2 mars 2007 — Notre ami Jean-Philippe Immarigeon nous signale justement et fort à propos cet article de The Economist, qu’il a lui-même commenté à l’attention de ses lecteurs. Cet article concerne l’Amérique, l’alliance américaniste de l’Europe, plus profondément la considération autrefois haute et désormais catastrophique où l’Europe tient l’Amérique ; il dissimule à peine l’humeur affreuse, le dépit et le désarroi où se trouvent les meilleurs amis de l’Amérique, notamment ceux du Royaume-Uni, — et l’idée de rupture à laquelle ils donnent désormais tout son dû. L’article se lit au son de la Marche funèbre. A notre avis, il concerne sur le fond la crise européenne qui se profile, grâce à la maladresse époustouflante de la bureaucratie du Pentagone et l’aide empressée des amis d’Europe de l’Est.
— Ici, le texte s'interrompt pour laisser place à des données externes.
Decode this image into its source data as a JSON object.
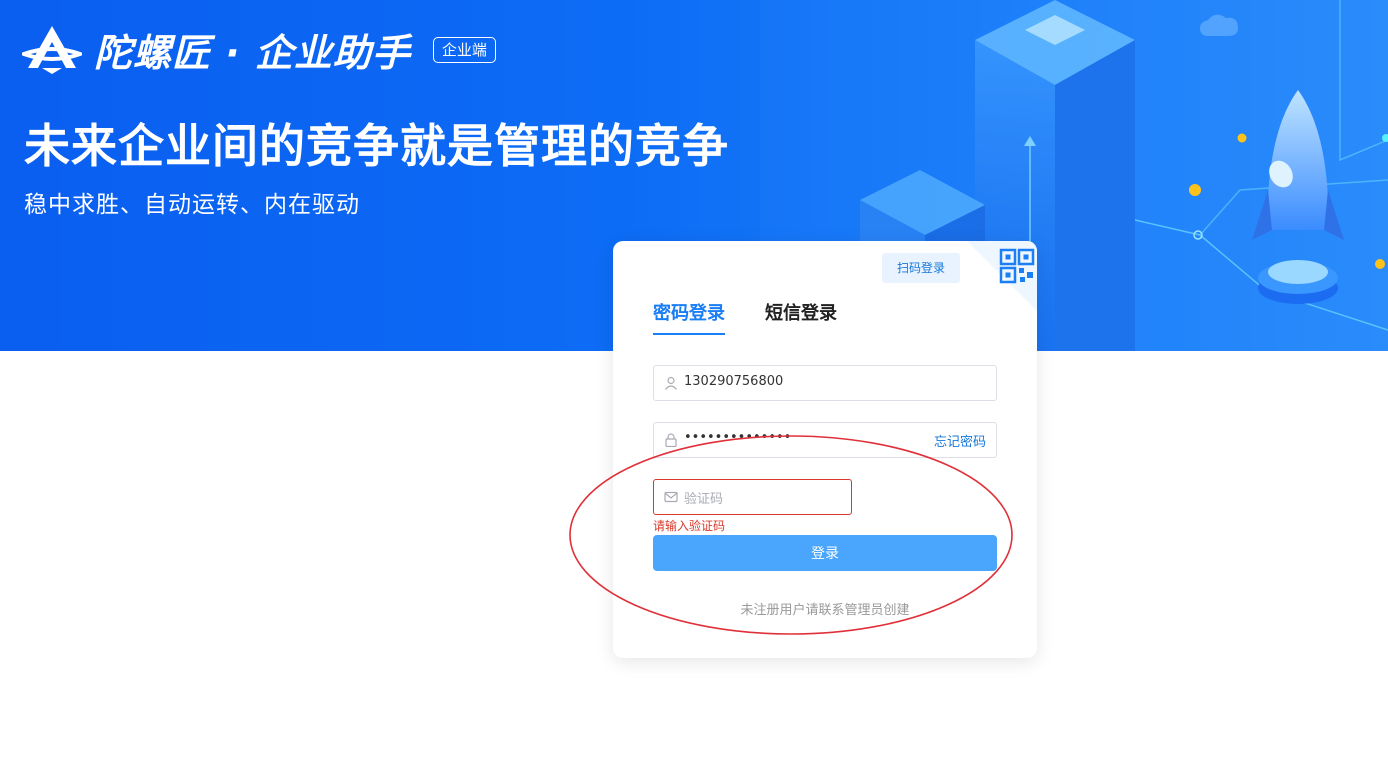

Le fond de l’article concerne cette situation des Américanistes vis-à-vis de l’Europe, et cette idée, exprimée dès 2002 par Rumsfeld, que le plus “intéressant” pour les USA en Europe, ce sont les “petits nouveaux”, les pays libérés du communisme depuis les années 1990 et précipitamment fourrés dans l’OTAN et dans l’UE. Ils furent dès l’origine de la manoeuvre jugés plus malléables et plus manipulables que ceux de l’Ouest avec lesquels il faut encore prendre quelques gants. (Par “manœuvre”, nous entendons la constante poussée américaniste depuis le début de la Guerre froide pour investir l’Europe, bureaucratiquement et par influence. Curieusement, cette poussée est sans cesse renouvelée, même vers des pays acquis aux intérêts US, — la plupart des pays européens le sont, — ce qui finit en général par provoquer des effets pervers et contre-productifs.)
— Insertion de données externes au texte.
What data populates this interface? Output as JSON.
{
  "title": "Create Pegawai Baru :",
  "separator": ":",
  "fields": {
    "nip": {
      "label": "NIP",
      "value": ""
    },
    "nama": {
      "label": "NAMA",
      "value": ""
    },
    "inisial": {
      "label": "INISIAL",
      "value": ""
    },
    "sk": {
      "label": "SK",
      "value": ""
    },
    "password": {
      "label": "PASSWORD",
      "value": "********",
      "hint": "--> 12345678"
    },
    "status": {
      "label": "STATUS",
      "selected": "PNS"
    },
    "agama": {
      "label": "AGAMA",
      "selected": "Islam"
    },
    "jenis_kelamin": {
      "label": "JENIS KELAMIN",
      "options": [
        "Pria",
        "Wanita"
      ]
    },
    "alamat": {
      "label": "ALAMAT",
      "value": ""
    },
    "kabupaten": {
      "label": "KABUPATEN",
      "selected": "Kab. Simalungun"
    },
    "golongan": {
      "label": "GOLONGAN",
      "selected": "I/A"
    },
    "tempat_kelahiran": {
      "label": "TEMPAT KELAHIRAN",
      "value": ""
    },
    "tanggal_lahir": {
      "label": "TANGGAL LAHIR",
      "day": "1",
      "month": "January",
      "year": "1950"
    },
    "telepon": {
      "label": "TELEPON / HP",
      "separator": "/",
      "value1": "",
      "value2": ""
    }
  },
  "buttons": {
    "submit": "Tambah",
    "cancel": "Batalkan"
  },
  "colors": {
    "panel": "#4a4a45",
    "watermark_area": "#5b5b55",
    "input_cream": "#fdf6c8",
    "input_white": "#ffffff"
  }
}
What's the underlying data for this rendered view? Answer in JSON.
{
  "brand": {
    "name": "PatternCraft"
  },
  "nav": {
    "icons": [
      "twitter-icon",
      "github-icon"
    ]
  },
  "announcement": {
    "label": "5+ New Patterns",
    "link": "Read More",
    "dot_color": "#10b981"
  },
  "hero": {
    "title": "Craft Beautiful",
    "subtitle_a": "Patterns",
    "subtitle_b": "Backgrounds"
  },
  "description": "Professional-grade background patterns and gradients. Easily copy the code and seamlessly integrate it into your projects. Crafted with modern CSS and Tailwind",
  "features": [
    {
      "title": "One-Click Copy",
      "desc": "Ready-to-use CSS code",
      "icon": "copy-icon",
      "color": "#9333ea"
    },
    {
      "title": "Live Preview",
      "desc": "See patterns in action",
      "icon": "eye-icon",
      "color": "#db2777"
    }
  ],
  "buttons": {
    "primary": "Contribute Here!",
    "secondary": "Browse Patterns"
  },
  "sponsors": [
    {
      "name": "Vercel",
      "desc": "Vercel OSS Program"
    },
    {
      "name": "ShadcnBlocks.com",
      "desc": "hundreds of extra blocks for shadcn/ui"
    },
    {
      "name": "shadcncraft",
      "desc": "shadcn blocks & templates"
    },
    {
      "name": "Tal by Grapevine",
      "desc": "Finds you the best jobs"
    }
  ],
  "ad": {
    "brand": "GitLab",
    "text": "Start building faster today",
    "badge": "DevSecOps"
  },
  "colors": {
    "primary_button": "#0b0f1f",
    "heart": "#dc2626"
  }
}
La critique de la manœuvre rumsfeldienne, par The Economist (les dernières phrases de l’extrait sont savoureuses lorsqu’on sait que les premiers dirigeants des pays européens de l’Est étaient d’anciens apparatchiks des PC nationaux.) : «For a start, the crude division of Europe into “old” (anti-American) and “new” (Atlanticist) has hardly helped the still-shaky cause of reuniting the continent.

»The disproportionate presence of largely token ex-communist forces in the “coalition of the willing” has helped confirm the cynical chancelleries of old Europe in their view that the new democracies are gullible American patsies.
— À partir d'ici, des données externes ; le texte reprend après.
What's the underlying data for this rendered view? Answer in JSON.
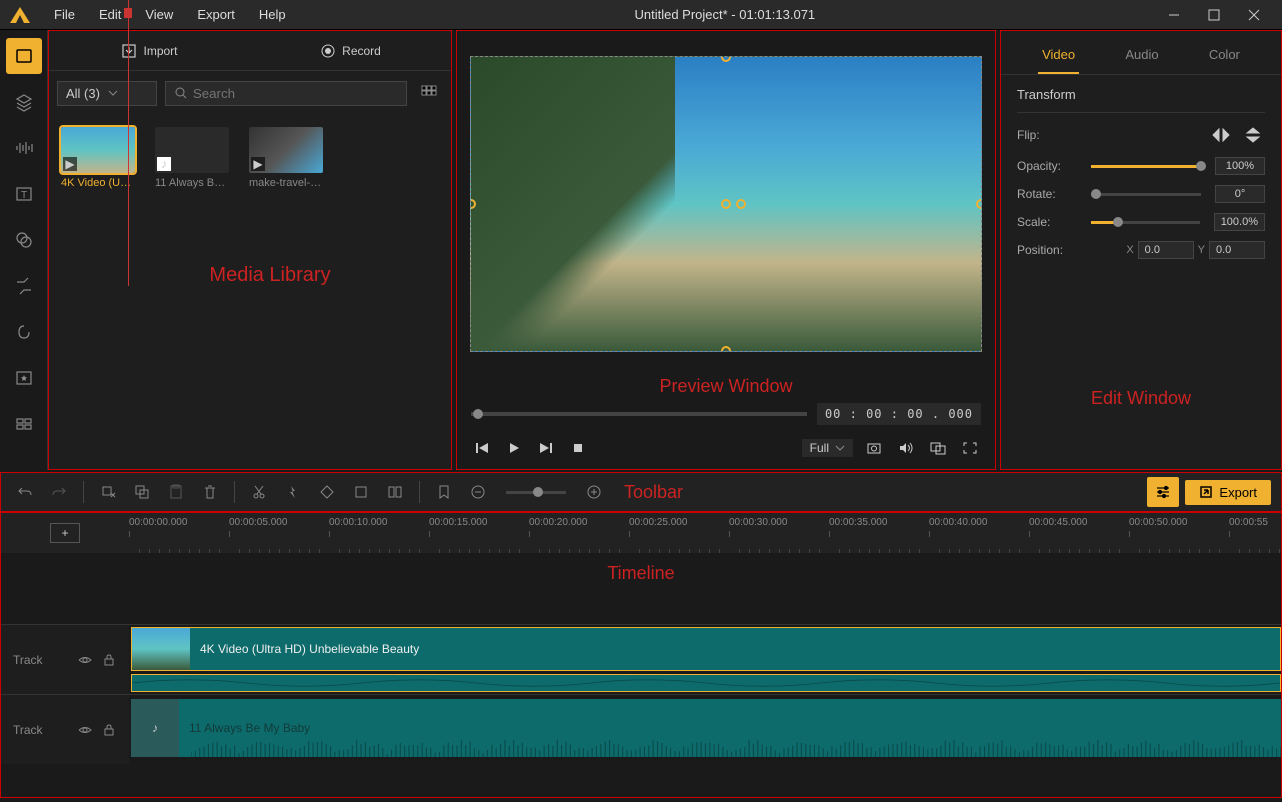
{
  "title": "Untitled Project* - 01:01:13.071",
  "menu": [
    "File",
    "Edit",
    "View",
    "Export",
    "Help"
  ],
  "media": {
    "import": "Import",
    "record": "Record",
    "filter": "All (3)",
    "search_placeholder": "Search",
    "items": [
      {
        "label": "4K Video (U…",
        "selected": true
      },
      {
        "label": "11 Always B…",
        "selected": false
      },
      {
        "label": "make-travel-…",
        "selected": false
      }
    ],
    "overlay": "Media Library"
  },
  "preview": {
    "overlay": "Preview Window",
    "timecode": "00 : 00 : 00 . 000",
    "quality": "Full"
  },
  "edit": {
    "tabs": [
      "Video",
      "Audio",
      "Color"
    ],
    "section": "Transform",
    "flip": "Flip:",
    "opacity": {
      "label": "Opacity:",
      "value": "100%"
    },
    "rotate": {
      "label": "Rotate:",
      "value": "0°"
    },
    "scale": {
      "label": "Scale:",
      "value": "100.0%"
    },
    "position": {
      "label": "Position:",
      "x": "0.0",
      "y": "0.0"
    },
    "overlay": "Edit Window"
  },
  "toolbar": {
    "label": "Toolbar",
    "export": "Export"
  },
  "timeline": {
    "label": "Timeline",
    "ticks": [
      "00:00:00.000",
      "00:00:05.000",
      "00:00:10.000",
      "00:00:15.000",
      "00:00:20.000",
      "00:00:25.000",
      "00:00:30.000",
      "00:00:35.000",
      "00:00:40.000",
      "00:00:45.000",
      "00:00:50.000",
      "00:00:55"
    ],
    "track_label": "Track",
    "clip_video": "4K Video (Ultra HD) Unbelievable Beauty",
    "clip_audio": "11 Always Be My Baby"
  }
}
»The implication of Romania, Poland and perhaps some other countries in the renditions scandal has blemished what should have been the new democracies’ strongest card: their commitment to human rights. How could those who had suffered in communist prisons collaborate now in the torture of other prisoners? The allegation may be outrageously unfair. But it has stuck in the minds of many.»

L’article détaille rapidement les multiples maladresses US qui ont réduit radicalement la popularité et l’influence publique des USA en Europe, — en Europe de l’Ouest, sans aucun doute, mais dans la “new Europe” également, où le public est de plus en plus déconnecté des équipes dirigeantes dans une position de défiance des USA. (Jusqu’aux maladresses tatillonnes de la bureaucratie US, championne du monde à cet égard : «Polish and Estonian boys who fight side-by-side with Americans in Iraq are liable to be treated as potential terrorists and illegal immigrants when they want to visit. The administration has moved shamefully slowly on this injustice, and on military assistance to its eager allies.»)

Tout cela débouche sur la péroraison où l’affaire du système anti-missiles US proposé à la Pologne et à la Tchéquie, au grand mécontentement de la Russie… et de l’Allemagne, est implicitement décrite comme menaçant de déboucher sur une crise majeure rappelant celle des euromissiles. Effectivement, la période qui s’ouvre en Europe vaudrait d’être nommée “Euromissiles-II”. (On notera dans l’extrait ci-dessous la fine remarque concernant Prodi : effectivement, aujourd’hui en Europe les gouvernements tombent à cause de leur complaisance vis-à-vis des USA. C’est une nouveauté. The Economist l’a remarqué, lui, au contraire des généraux du Pentagone.)

«Yet, if the Atlantic bonds do weaken, the ex-captive nations will suffer the most. It was America that got them into NATO, and it is America that looks out for them now, much more so than nearer but less friendly countries such as Germany. Any suggestion that the east Europeans can rely on the European Union to stick up for them against Russian bullying is, on current form, laughable.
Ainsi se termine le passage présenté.